By 2021, the world’s largest carmaker aims to produce battery-powered cars in “at least six factories in China”, Diess said.
The VW chief also announced a new joint venture with Chinese firm Anhui Jianghuai Automobile (JAC) to launch a new car brand, SOL, which will offer an electric SUV with a range of “more than 300 kilometres” on a single charge.
Accounting for some 28.9 million car sales last year, the Chinese car market could soon match those of the European Union and United States combined.
China has heavily invested in electric mobility to solve its own air quality problem and is now increasingly pushing into the next generation mobility market in Europe.
VW, which said it would set up a business unit devoted entirely to China in a recently-announced restructuring, plans to release some 40 new models there in the coming eight years.
Europe, meanwhile, appears to be lagging behind, with carmakers there resisting proposed EU targets on CO2 emissions that would effectively mandate rolling out electric vehicles on a mass scale by 2030.
The EU Commissioner in charge of Climate Action, Miguel Arias Cañete, has fought back accusations that Brussels lacked ambition in setting new CO2 limits on cars for 2030, saying the proposal “strikes the right balance” between environmental, social and industrial policy objectives.
Dieselgate’s long shadow
Diess’ trip to the Beijing Auto Show, which opens Wednesday, is his first foreign visit since replacing former CEO Matthias Mueller, the crisis firefighter brought in after the “dieselgate” scandal broke in 2015.

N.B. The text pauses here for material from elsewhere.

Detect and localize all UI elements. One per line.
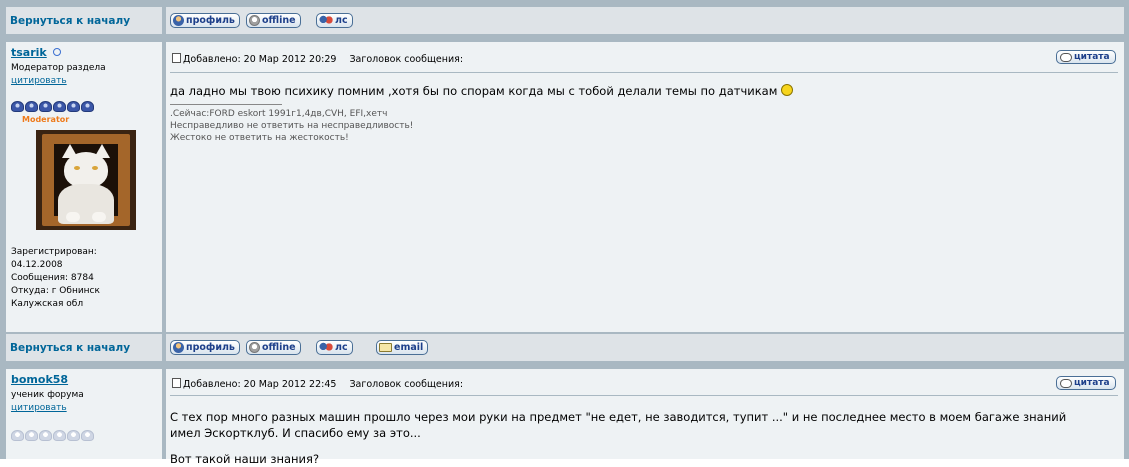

During his tenure, Mueller launched a massive reorientation of the mammoth group and its 12 brands towards electric-drive vehicles and digitally-connected and autonomous driving.
But VW has yet to escape the shadow of its admission to cheating on regulatory emissions tests for 11 million diesel vehicles worldwide.
European car manufacturers have dismissed EU plans to mandate a 30% reduction in CO2 emissions from cars by 2030.
Erik Jonnaert, the secretary general of the European Automobile Manufacturers’ Association (ACEA), said “at least half” of the reduction will have to come from electric vehicles – whether battery electric, plug-in hybrids or fuel cells.
But he says the proposed targets are “too aggressive” and urged lawmakers to “to come up with realistic figures, taking into account market realities”.